Crescimento evangélico nos Conselhos Tutelares reflete mudanças na sociedade

Segundo um documento produzido pelo Instituto de Cooperação Pública e Social (ICPS) sobre a tendência política religiosa dos candidatos eleitos para cargos de Conselhos Tutelares da cidade de São Paulo em 2023, a disputa deste ano se destacou principalmente pelo forte cunho político religioso, e culminou na vitória eleitoral de um número bastante expressivo de candidatos ligados de alguma forma a instituições religiosas pentecostais e neopentecostais, com destaque para a Igreja Universal do Reino de Deus (IURD).
A presença da IURD na política nacional, não é algo recente, e vêm se consolidando ao longo das últimas décadas. É possível afirmar que a história da IURD e a história da democracia brasileira se confundem: em 1986 a Igreja Universal do Reino de Deus (IURD) elegeu o primeiro representante político no Congresso, na eleição seguinte elegeu mais três representantes congressistas, e a partir de então esta denominação se movimentou para ocupar a esfera pública, elegendo a cada nova eleição um número maior de representantes.
É importante frisar que a Igreja Universal do Reino de Deus não foi a única a ocupar cargos políticos, diversas outras igrejas ligadas ao pentecostalismo e neopentecostalismo passaram a se articular politicamente, formando o que hoje conhecemos como a Frente Parlamentar Evangélica, ou Bancada Evangélica, formada principalmente pela Igreja Universal do Reino de Deus, a Assembleia de Deus e a Igreja Batista que reúnem 58% dos 93 parlamentares evangélicos na atual legislatura (2023).
Ao longo das últimas décadas, o campo religioso brasileiro diversificou-se interiormente e foi gestando novas modalidades de articulações e relações entre os seus diferentes membros e vertentes, aos poucos atores e agências religiosas foram assumindo uma presença mais atuante e relevante na esfera pública, alterando consideravelmente o que se entendia por sincretismo brasileiro.

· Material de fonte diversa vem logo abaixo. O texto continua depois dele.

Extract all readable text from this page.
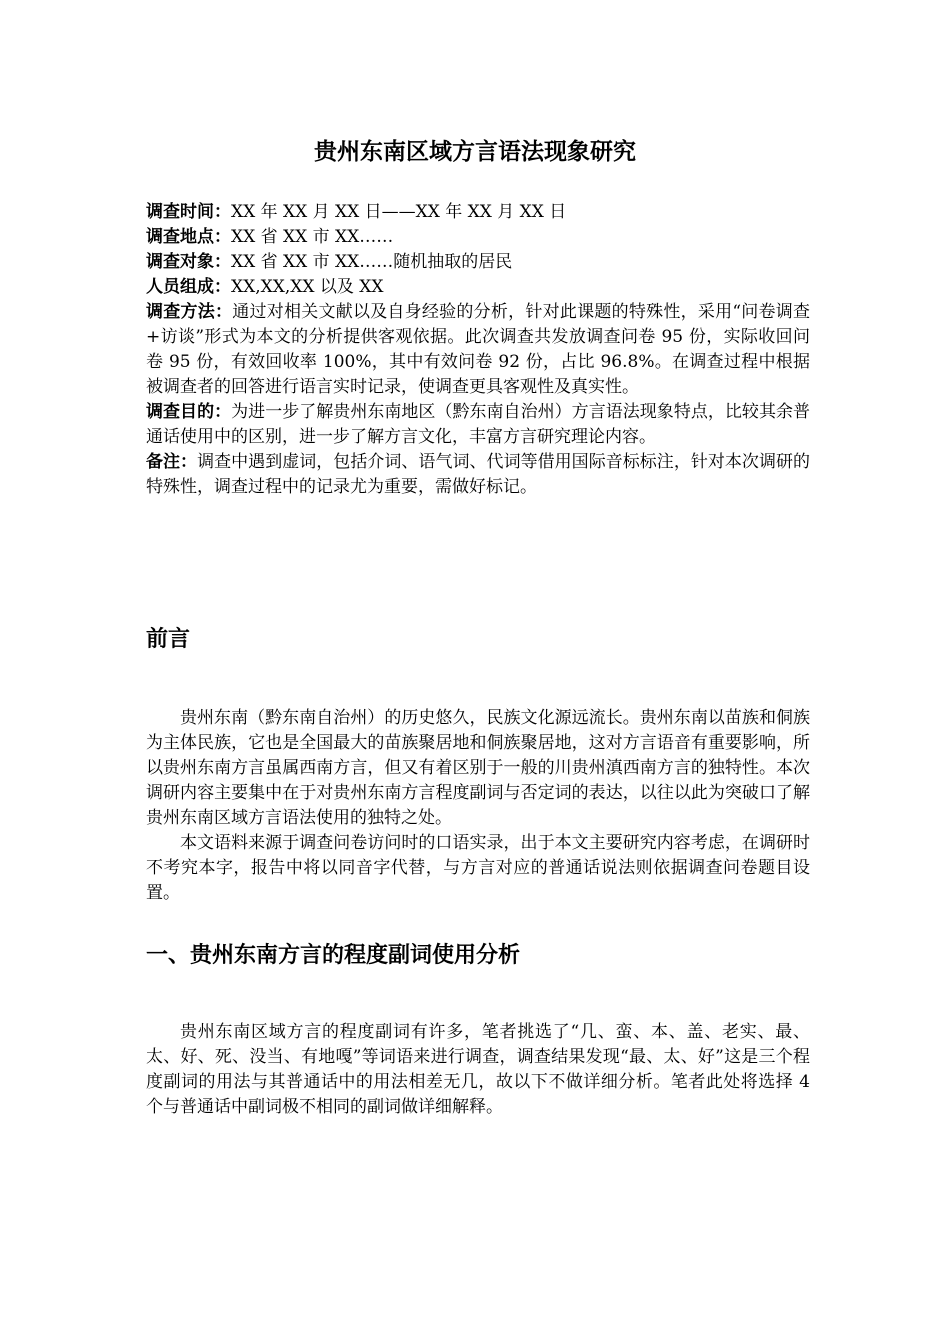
贵州东南区域方言语法现象研究

调查时间：XX 年 XX 月 XX 日——XX 年 XX 月 XX 日

调查地点：XX 省 XX 市 XX……

调查对象：XX 省 XX 市 XX……随机抽取的居民

人员组成：XX,XX,XX 以及 XX

调查方法：通过对相关文献以及自身经验的分析，针对此课题的特殊性，采用“问卷调查+访谈”形式为本文的分析提供客观依据。此次调查共发放调查问卷 95 份，实际收回问卷 95 份，有效回收率 100%，其中有效问卷 92 份，占比 96.8%。在调查过程中根据被调查者的回答进行语言实时记录，使调查更具客观性及真实性。

调查目的：为进一步了解贵州东南地区（黔东南自治州）方言语法现象特点，比较其余普通话使用中的区别，进一步了解方言文化，丰富方言研究理论内容。

备注：调查中遇到虚词，包括介词、语气词、代词等借用国际音标标注，针对本次调研的特殊性，调查过程中的记录尤为重要，需做好标记。

前言

贵州东南（黔东南自治州）的历史悠久，民族文化源远流长。贵州东南以苗族和侗族为主体民族，它也是全国最大的苗族聚居地和侗族聚居地，这对方言语音有重要影响，所以贵州东南方言虽属西南方言，但又有着区别于一般的川贵州滇西南方言的独特性。本次调研内容主要集中在于对贵州东南方言程度副词与否定词的表达，以往以此为突破口了解贵州东南区域方言语法使用的独特之处。

本文语料来源于调查问卷访问时的口语实录，出于本文主要研究内容考虑，在调研时不考究本字，报告中将以同音字代替，与方言对应的普通话说法则依据调查问卷题目设置。

一、贵州东南方言的程度副词使用分析

贵州东南区域方言的程度副词有许多，笔者挑选了“几、蛮、本、盖、老实、最、太、好、死、没当、有地嘎”等词语来进行调查，调查结果发现“最、太、好”这是三个程度副词的用法与其普通话中的用法相差无几，故以下不做详细分析。笔者此处将选择 4 个与普通话中副词极不相同的副词做详细解释。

A presença marcante de evangélicos no espaço público brasileiro é atravessada principalmente por uma influente força midiática e ascensão política que evidenciou por um lado as igrejas históricas de sua representação do protestantismo brasileiro, e por outro lado, representações do mundo que articulam rupturas morais e comportamentais em relação ao organismo social e a dinâmica da sociedade brasileira.

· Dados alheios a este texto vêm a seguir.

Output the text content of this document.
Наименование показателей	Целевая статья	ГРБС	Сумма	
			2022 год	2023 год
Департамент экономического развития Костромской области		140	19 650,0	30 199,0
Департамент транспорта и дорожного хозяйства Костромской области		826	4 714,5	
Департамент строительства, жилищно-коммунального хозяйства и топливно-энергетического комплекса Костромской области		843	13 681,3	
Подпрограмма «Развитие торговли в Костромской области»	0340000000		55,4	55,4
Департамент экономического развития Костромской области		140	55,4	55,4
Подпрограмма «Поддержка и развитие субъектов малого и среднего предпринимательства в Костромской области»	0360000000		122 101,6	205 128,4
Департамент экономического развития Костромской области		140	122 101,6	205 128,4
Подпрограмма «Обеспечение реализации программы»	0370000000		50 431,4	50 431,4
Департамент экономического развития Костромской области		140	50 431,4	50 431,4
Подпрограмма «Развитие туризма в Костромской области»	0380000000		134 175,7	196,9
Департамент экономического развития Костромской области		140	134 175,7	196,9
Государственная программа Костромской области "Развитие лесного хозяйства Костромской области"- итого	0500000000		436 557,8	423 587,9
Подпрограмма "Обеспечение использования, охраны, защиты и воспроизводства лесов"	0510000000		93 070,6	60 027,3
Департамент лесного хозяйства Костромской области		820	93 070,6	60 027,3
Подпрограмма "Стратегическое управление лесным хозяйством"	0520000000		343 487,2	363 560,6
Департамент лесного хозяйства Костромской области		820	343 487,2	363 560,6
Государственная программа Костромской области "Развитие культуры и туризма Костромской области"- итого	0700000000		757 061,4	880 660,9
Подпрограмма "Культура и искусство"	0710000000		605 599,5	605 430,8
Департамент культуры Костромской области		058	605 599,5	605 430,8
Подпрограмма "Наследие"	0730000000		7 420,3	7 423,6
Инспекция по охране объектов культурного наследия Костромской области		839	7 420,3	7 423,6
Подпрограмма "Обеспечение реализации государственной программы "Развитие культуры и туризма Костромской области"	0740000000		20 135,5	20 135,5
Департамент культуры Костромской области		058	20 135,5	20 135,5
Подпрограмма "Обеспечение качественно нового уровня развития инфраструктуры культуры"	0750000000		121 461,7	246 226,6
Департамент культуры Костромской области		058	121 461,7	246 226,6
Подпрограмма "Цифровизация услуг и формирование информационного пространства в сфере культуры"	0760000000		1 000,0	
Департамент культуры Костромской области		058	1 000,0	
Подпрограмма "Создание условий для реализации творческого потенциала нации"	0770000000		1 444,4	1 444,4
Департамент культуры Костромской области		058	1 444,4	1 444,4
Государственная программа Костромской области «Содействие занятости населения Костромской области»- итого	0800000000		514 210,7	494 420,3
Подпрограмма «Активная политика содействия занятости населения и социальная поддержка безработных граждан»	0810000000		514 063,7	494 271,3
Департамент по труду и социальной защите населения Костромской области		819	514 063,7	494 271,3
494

Embora a Frente Parlamentar Evangélica seja um bloco heterogêneo em suas denominações, se fortaleceu e foi ganhando cada vez mais destaque nas discussões parlamentares, principalmente em pautas ligadas à "defesa da moralidade cristã e da família", criando uma identidade comum em torno de temas relacionados à sexualidade, à educação sexual nas escolas e à reprodução da vida, fato que foi reforçado intensamente com a eleição do ex-presidente Jair Messias Bolsonaro, em 2018.
Essa identidade tem duas facetas: por um lado atua como uma demarcação da presença evangélica em oposição aos privilégios da igreja católica na esfera pública ao longo da história social e política do país, e por outro lado se expressa como uma resistência aos avanços de direitos ligados às minorias, como o movimento feminista, negro, ambientalista e LGBTQIA+, principalmente no tocante a questões relacionadas a gênero e sexualidade, uma vez que os avanços nessas pautas são vistos como uma ameaça ao modelo de família tradicional defendida por vertentes evangélicas conservadoras.
É a partir dessa pauta que alguns setores da igreja evangélica passam a se interessar por cargos de Conselheiros Tutelares, uma vez que este órgão lida diretamente com a questão da família. Porém, na prática, pelo que está sendo analisado em minha pesquisa de doutorado, há pouca ação por parte de evangélicos conservadores nesse sentido, uma vez que as regras e normas sobre a atuação de conselheiros não deixam espaço para a implementação desses preceitos.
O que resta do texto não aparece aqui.